In those days, buses were divided into white, mixed, and black sections. She was sitting in the mixed section, but by law black people still had to move to the back of the bus when told to. The bus driver told her to move to make room for some white people. The other black people moved, but Rosa didn’t. She wasn’t tired, she said, only tired of giving in to unjust laws. She was arrested, and African Americans became angry when they heard about it.
Martin helped the black people of Montgomery fight back peacefully. They stopped taking the bus. This way no one was hurt by fighting, and the bus company lost money. Black people walked to work for 381 days, sometimes many miles.
Do you know what happened? The city changed the law that forced black people to sit in the back of the bus. They could sit anywhere they wanted to. This was the first of many peaceful protests Martin organized that changed America forever.
Working for change is never easy. It takes courage and faith. Many people were mean to Martin and his family. Someone tried to blow up their house. Many tried to scare them with their words, but also with knives and guns. Many black people wanted to fight back, but Martin never gave in. He said, “Peaceful actions will bring peaceful solutions.” Even so he was arrested and placed in jail twenty-nine times for trying to change things by protesting against unjust laws.
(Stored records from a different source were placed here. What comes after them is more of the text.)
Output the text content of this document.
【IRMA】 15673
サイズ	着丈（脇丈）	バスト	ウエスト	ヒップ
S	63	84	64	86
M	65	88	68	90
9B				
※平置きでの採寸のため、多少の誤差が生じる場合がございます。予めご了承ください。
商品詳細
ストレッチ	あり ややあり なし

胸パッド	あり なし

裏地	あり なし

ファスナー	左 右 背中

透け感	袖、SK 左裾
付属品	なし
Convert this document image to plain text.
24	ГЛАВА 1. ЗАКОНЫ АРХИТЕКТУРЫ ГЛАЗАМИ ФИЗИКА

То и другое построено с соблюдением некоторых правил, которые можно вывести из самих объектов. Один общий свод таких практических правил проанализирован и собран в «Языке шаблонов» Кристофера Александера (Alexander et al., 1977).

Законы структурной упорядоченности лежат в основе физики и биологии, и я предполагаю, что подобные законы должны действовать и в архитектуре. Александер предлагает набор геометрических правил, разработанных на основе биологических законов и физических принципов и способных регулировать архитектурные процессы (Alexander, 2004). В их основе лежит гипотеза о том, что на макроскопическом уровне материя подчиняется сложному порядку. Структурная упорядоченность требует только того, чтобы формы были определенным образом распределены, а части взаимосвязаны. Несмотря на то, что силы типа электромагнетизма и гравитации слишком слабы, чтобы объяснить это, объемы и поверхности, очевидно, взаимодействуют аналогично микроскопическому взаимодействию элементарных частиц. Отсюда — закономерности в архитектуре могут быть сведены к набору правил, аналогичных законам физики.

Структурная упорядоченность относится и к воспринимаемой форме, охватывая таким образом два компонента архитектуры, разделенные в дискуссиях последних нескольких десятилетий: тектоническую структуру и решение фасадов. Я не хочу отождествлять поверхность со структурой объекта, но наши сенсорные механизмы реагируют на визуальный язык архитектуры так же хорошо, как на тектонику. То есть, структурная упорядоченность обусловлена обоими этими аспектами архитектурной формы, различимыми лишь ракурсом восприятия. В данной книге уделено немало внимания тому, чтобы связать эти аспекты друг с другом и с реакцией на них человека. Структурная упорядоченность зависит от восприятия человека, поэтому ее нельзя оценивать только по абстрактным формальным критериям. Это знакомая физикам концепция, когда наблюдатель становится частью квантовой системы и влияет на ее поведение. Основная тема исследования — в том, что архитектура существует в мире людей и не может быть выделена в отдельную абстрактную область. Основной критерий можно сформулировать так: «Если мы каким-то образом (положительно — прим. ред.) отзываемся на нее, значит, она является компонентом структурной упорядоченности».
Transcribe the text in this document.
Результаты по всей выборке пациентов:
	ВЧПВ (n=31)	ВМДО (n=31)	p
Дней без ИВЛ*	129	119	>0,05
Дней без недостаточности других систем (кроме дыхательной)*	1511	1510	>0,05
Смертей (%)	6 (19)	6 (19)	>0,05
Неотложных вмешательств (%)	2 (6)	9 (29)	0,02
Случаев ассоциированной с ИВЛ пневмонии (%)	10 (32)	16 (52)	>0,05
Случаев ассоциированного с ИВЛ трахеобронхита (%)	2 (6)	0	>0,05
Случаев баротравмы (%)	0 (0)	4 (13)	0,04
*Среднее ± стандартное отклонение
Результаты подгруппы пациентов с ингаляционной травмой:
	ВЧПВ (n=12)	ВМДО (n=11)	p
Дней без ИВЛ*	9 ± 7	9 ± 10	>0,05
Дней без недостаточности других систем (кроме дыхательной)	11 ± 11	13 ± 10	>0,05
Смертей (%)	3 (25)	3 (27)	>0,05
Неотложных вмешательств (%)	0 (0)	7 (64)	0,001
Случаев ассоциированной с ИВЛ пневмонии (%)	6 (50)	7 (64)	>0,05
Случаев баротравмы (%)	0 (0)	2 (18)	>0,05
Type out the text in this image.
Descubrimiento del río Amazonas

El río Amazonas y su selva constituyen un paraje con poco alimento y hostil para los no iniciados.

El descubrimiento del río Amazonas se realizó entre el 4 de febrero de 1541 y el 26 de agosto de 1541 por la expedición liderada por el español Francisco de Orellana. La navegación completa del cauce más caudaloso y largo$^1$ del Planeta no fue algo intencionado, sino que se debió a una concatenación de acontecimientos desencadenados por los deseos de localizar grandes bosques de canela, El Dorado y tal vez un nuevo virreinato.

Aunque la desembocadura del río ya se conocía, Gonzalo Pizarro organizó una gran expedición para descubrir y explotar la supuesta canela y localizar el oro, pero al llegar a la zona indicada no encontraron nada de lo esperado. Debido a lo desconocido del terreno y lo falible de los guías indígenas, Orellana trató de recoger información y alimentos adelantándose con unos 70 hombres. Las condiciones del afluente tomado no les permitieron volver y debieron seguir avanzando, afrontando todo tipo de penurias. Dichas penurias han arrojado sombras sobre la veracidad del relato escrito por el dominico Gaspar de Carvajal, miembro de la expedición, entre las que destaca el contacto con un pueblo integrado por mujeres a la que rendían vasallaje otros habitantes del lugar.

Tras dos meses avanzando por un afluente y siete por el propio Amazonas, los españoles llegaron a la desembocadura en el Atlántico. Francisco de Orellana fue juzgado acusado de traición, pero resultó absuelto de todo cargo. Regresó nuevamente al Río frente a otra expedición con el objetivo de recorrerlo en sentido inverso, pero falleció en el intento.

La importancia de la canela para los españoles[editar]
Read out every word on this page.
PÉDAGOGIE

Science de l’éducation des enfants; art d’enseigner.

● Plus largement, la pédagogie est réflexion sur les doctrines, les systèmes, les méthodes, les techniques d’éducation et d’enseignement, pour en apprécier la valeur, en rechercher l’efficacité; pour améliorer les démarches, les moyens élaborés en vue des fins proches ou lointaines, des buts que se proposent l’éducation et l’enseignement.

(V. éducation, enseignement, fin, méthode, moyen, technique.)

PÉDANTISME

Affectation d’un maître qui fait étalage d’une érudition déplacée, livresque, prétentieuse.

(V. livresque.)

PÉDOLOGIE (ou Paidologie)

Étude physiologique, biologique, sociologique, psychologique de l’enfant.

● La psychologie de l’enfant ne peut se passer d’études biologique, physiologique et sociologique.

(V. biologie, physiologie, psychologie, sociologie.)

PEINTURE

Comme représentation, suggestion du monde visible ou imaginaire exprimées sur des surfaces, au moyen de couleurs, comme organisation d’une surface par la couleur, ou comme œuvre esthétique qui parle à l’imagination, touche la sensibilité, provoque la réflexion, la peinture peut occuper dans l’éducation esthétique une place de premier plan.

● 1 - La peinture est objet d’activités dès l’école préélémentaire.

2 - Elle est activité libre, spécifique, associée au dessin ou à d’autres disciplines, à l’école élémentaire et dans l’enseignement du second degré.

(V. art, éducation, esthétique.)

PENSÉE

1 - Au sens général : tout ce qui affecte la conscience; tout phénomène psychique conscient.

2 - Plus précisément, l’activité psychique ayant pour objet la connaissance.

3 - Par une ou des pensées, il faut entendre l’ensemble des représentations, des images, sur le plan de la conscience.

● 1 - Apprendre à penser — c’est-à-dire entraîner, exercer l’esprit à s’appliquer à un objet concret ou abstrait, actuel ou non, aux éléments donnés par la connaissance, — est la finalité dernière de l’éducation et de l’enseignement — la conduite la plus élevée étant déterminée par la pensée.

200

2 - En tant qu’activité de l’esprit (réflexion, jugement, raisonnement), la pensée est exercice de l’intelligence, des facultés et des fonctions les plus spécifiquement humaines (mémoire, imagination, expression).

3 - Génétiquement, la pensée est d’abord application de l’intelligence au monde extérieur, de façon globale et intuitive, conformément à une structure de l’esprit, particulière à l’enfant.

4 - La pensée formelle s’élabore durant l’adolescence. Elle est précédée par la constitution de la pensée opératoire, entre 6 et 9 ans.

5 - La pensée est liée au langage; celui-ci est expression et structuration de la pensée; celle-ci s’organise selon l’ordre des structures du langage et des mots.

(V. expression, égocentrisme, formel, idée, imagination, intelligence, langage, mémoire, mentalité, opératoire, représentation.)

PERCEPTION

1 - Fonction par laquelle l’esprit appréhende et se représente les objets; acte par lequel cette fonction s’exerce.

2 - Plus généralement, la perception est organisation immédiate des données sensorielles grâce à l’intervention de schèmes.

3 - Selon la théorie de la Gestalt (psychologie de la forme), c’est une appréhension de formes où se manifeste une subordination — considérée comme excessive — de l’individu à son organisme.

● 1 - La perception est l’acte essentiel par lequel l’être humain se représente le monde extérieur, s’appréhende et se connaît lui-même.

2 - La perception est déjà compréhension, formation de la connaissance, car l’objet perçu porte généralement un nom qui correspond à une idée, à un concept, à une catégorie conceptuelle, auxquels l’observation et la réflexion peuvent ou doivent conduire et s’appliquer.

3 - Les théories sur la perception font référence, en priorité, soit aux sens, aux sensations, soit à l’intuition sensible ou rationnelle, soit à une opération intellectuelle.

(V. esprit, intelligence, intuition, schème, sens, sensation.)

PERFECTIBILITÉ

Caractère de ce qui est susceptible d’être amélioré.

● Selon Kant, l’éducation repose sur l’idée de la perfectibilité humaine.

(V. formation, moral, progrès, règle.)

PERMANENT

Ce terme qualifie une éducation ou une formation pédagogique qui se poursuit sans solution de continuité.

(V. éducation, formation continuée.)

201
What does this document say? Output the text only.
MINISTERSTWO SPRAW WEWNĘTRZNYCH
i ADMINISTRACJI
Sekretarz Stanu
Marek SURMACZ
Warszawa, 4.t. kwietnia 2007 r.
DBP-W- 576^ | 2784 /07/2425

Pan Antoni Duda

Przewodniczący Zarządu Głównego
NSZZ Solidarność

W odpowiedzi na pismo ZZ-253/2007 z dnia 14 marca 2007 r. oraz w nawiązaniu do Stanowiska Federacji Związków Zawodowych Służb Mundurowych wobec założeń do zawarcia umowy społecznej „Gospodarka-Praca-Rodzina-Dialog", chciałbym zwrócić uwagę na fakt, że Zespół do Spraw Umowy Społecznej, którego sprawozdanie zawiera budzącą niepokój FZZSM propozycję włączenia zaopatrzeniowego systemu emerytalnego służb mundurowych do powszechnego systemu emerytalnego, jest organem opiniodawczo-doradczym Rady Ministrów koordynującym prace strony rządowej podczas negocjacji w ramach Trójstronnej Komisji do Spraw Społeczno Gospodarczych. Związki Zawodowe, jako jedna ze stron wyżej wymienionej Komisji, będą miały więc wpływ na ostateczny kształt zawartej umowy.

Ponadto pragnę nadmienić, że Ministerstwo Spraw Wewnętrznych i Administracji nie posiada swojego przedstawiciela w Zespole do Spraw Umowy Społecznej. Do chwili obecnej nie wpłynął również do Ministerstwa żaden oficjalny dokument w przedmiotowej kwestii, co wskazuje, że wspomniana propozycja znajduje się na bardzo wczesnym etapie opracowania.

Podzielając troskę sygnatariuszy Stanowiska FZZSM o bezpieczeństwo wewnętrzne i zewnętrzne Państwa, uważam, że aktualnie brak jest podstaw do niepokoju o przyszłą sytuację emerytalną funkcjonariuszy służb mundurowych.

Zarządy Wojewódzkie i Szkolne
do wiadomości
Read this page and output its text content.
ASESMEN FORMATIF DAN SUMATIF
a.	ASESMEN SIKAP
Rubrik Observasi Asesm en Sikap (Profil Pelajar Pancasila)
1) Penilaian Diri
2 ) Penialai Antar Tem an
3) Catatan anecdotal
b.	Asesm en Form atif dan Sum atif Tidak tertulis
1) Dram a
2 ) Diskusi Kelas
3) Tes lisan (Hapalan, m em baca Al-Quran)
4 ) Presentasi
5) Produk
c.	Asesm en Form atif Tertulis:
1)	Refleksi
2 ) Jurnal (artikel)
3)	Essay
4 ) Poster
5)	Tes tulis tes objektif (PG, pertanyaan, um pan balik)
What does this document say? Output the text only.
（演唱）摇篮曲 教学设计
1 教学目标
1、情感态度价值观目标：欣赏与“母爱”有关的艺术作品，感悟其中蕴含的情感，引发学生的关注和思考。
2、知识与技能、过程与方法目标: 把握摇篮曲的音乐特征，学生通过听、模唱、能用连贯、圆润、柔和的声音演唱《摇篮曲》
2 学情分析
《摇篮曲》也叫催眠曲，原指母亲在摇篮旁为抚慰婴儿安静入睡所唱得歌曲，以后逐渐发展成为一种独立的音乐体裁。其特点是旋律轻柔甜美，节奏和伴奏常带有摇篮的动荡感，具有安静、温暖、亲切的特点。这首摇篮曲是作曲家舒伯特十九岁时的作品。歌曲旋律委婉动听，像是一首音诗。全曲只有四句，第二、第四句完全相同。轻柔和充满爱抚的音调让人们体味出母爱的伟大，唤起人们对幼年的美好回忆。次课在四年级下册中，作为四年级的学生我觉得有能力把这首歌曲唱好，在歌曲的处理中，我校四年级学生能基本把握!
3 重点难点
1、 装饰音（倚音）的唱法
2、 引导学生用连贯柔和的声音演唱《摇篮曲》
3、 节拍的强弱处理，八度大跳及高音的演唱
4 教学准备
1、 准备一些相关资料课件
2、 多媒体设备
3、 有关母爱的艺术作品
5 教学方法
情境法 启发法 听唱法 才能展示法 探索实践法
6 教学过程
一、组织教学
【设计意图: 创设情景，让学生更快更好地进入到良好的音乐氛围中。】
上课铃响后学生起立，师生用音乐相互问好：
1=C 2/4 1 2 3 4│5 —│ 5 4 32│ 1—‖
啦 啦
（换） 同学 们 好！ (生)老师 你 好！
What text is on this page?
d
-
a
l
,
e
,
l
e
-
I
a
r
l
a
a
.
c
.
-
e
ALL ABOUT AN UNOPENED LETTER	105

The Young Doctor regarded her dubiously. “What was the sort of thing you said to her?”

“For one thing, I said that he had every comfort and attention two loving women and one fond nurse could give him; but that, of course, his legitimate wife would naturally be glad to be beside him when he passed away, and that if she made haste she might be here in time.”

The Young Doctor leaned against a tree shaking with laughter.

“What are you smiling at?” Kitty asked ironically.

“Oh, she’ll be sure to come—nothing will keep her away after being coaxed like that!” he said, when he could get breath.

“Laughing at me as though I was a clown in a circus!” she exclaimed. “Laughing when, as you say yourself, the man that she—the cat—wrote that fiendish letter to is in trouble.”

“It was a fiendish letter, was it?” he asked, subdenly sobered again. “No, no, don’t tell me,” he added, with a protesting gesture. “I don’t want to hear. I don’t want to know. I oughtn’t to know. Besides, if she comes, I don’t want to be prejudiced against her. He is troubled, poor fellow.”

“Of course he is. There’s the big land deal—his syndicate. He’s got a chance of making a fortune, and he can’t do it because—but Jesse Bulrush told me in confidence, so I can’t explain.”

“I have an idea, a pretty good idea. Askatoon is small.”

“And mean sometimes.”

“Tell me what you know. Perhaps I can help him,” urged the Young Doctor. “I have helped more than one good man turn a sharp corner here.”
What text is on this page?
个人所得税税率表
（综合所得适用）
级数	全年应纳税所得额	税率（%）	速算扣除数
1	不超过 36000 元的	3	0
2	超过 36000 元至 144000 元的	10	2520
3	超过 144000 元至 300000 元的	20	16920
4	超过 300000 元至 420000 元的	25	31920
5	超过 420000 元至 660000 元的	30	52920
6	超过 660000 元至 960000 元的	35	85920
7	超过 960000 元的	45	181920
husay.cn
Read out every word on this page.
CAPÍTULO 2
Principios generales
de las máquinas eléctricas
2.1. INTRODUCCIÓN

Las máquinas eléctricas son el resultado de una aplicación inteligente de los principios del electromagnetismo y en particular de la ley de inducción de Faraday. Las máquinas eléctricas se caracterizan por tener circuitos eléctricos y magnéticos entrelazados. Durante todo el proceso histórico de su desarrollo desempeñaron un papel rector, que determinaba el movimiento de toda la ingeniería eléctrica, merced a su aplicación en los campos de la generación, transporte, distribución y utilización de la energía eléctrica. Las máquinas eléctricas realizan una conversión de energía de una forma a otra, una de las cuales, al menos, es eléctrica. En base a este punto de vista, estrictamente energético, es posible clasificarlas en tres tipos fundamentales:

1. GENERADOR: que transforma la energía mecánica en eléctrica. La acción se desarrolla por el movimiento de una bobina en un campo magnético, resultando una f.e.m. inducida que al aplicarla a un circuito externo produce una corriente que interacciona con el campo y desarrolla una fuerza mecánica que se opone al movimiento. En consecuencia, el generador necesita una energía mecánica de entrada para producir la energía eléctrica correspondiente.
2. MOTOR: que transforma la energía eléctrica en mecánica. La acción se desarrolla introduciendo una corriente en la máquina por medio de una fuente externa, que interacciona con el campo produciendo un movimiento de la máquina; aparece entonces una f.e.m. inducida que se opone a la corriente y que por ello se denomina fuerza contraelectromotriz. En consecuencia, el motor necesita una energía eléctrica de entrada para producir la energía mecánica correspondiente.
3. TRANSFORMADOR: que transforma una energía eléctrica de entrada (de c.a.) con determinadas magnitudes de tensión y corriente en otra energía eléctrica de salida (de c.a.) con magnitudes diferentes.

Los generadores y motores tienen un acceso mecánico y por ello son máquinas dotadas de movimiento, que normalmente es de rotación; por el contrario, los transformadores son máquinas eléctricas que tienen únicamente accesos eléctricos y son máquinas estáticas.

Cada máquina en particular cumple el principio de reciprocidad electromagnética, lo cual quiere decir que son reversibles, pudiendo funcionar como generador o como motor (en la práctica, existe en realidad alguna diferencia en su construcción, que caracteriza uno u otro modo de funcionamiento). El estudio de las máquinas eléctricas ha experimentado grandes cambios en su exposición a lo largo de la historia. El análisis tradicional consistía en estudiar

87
In 1963 a huge crowd of people came to Washington, DC, to march for jobs and freedom. That’s when Martin made his most famous speech. He said, “I have dream” to call people to be thankful to God and to work to make the dream for freedom to come true for everyone.
Martin said, “I have a dream that my four little children will one day live in a nation where they will not to be judged by the color of their skin, but by the content of their character.” This was also the year that he won the Nobel Peace Prize at age thirty-four. The next year, the Civil Rights Act made much of his dream into law.
But Martin kept on. He traveled the country working for change until one day in 1968 he was killed. He was in Memphis, Tennessee, working to organize another peaceful march. He was buried in Atlanta, where he was born.
We remember Martin because of his dream that African Americans will be treated the same as everyone else and because he courageously traveled everywhere to make this dream come true through peaceful protest.